The real worst is Deadpool fans. I love the character, don’t get me wrong, but everyone freaks out over how awesome he is. Nobody even talked about him until Ultimate Alliance came out, and then he was everyone’s favorite character when Marvel vs. Capcom 3 came out. After that everyone decided to go back and watch Hulk vs. Wolverine to fuel the fire so they can cosplay him and just scream about chimichangas. Then his game came out and threw 500 oak trees and a barrel of gasoline on the fire. With his movie coming out, I don’t see it being doused any time soon. I have seen a few people reading his books, but if I asked the average Deadpool fan who Weasel was they’d say “That guy from Silicon Valley”.

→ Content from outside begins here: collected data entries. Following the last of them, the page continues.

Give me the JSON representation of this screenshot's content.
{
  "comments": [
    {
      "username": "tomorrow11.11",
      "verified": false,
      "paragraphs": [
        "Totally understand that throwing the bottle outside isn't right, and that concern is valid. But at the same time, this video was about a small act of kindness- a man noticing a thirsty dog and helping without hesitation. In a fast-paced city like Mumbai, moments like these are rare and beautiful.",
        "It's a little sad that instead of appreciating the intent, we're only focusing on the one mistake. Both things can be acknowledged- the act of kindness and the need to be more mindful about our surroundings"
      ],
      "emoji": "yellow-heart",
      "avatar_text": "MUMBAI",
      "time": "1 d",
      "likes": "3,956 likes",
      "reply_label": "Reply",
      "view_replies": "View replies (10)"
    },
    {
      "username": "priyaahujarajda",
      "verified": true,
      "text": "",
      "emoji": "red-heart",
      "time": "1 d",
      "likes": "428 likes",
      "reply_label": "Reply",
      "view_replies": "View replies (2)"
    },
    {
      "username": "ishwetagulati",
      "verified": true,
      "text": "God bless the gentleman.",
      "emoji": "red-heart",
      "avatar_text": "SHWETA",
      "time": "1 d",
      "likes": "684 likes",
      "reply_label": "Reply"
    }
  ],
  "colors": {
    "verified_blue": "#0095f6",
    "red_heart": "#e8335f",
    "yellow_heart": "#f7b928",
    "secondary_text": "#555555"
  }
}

They like to preach Indies and don’t know that TMNT used to have all red bandanas, know who Axe Cop is (let alone know it was technically written by a 5 year old), and they’d call me an old person if I asked them what a Cerebus phonebook was. They like to talk Spawn and Hellboy for sheer edginess along with Walking Dead, but they get mad when they realise Daryl isn’t in the comic.
Being a person who’s been following comics and the community since I was 4 years old like social justice warriors follow Donald Trump’s wrongdoings, a lot of these people irk me. No, Batman doesn’t have bronchitis, no Spider-man’s black costume doesn’t look like just his regular one but black, and yes, Fantastic Four is actually dope.I want to talk to you about comics, but I don’t want to talk about Dark Knight and the MCU the whole time. People want to be part of the community without the effort of actually reading a comic. If you picked up a Spirit collection you’d want to get it on it, but nobody wants to read one. As much as I love them, I blame movies and DC’s television stronghold. If ‘Arrow’ wasn’t so good, not as many people would be praising DC the way they are now. So listen up scrubs, either get in the know, or get out my face with that weak sauce, you ole poo-poo face.